И танцует он под любую музыку. И везде. В ресторане, где летняя веранда со сценой, он отжигает под «Челентано», умело пародируя и актёра, и певца. Вокруг него толпа и он, как рыба в воде в ней. Его тело само отзывается на мелодию, он нереально притягателен и я ловлю себя на мысли, что да, такой мужчина мой. Не весь, но…
Никита спускается со сцены одним прыжком и с распахнутыми руками. Футболка приподнимается и оголяет косые мышцы живота, и я чую эти голодные взгляды. А на пустой парковке гипермаркета показываю ему насколько он хорош. И он втягивается в эту непонятную игру, чтобы убедить, что хороша для него уже я. И я убеждаюсь, выдыхая его имя, шепча…
Мы могли не виделся по несколько дней. Не писать и не звонить. Просто поддерживать это амплуа простой постели между нами, пока в какой-то момент один из нас дуновением желания не разбивал вдребезги стену безразличная. И мы снова находились вместе, горели от переполнявшего вожделения. И в такие моменты я думала, что он псих. Напрочь извращённый псих, что стягивает мои руки за спиной своим ремнём, чтобы медленно, сантиметр за сантиметром, упиваться моим пламенем. Подозреваю, он тоже думал, что я ненормальная, которая в ресторане тихонько соскальзывает со своего стула и под прикрытием длинных скатертей останавливается у него между ног.
Он не умел красиво говорить, просто был честен. И мне поневоле захотелось ему ответить тем же. И на ничего не значащие вопросы о том какая кухня сегодня, нравиться ли мне Gunses Rose и сколько мужчин у меня было до него, я выдаю правду. Она не нравиться иногда, но он делает безразличное лицо, тем самым подвирая самому себе, и мне до кучи, но говорит полностью противоположное его маске пофигизма.
Никита эксцентричен. Он презирает темноту в постели, одежду после неё и долгие разговоры. Ему нравиться смотреть на мое тело, сведённое судорогой оргазма. Ему не зазорно играть на гитаре голым, стратегически прикрывая пикантное место. Ему проще сказать, что я хочу услышать. И как-то так выходит, что он по-прежнему остаётся честен.
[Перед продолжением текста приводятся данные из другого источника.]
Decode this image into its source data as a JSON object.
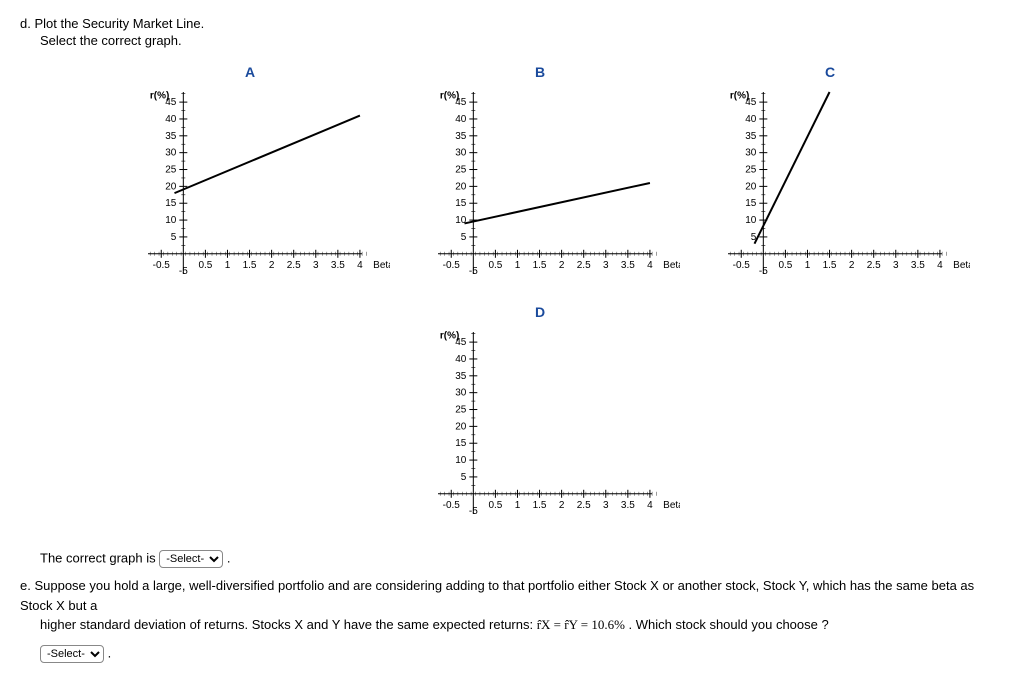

Мы не любим, просто хотим. Под покровом душной ночи. В разгоряченном салоне авто. Облитые соком клубники. Под палящим солнцем одного из парков. В непроглядной тишине загородных дорог. В сумраке побережья.
Никита, да, человек праздник. Он заражает своей любовью к жизни, к эмоциям, к вожделению. Он собран по закоулкам женских фантазий. Он холит свою свободу и наслаждается таким несвободным со мной.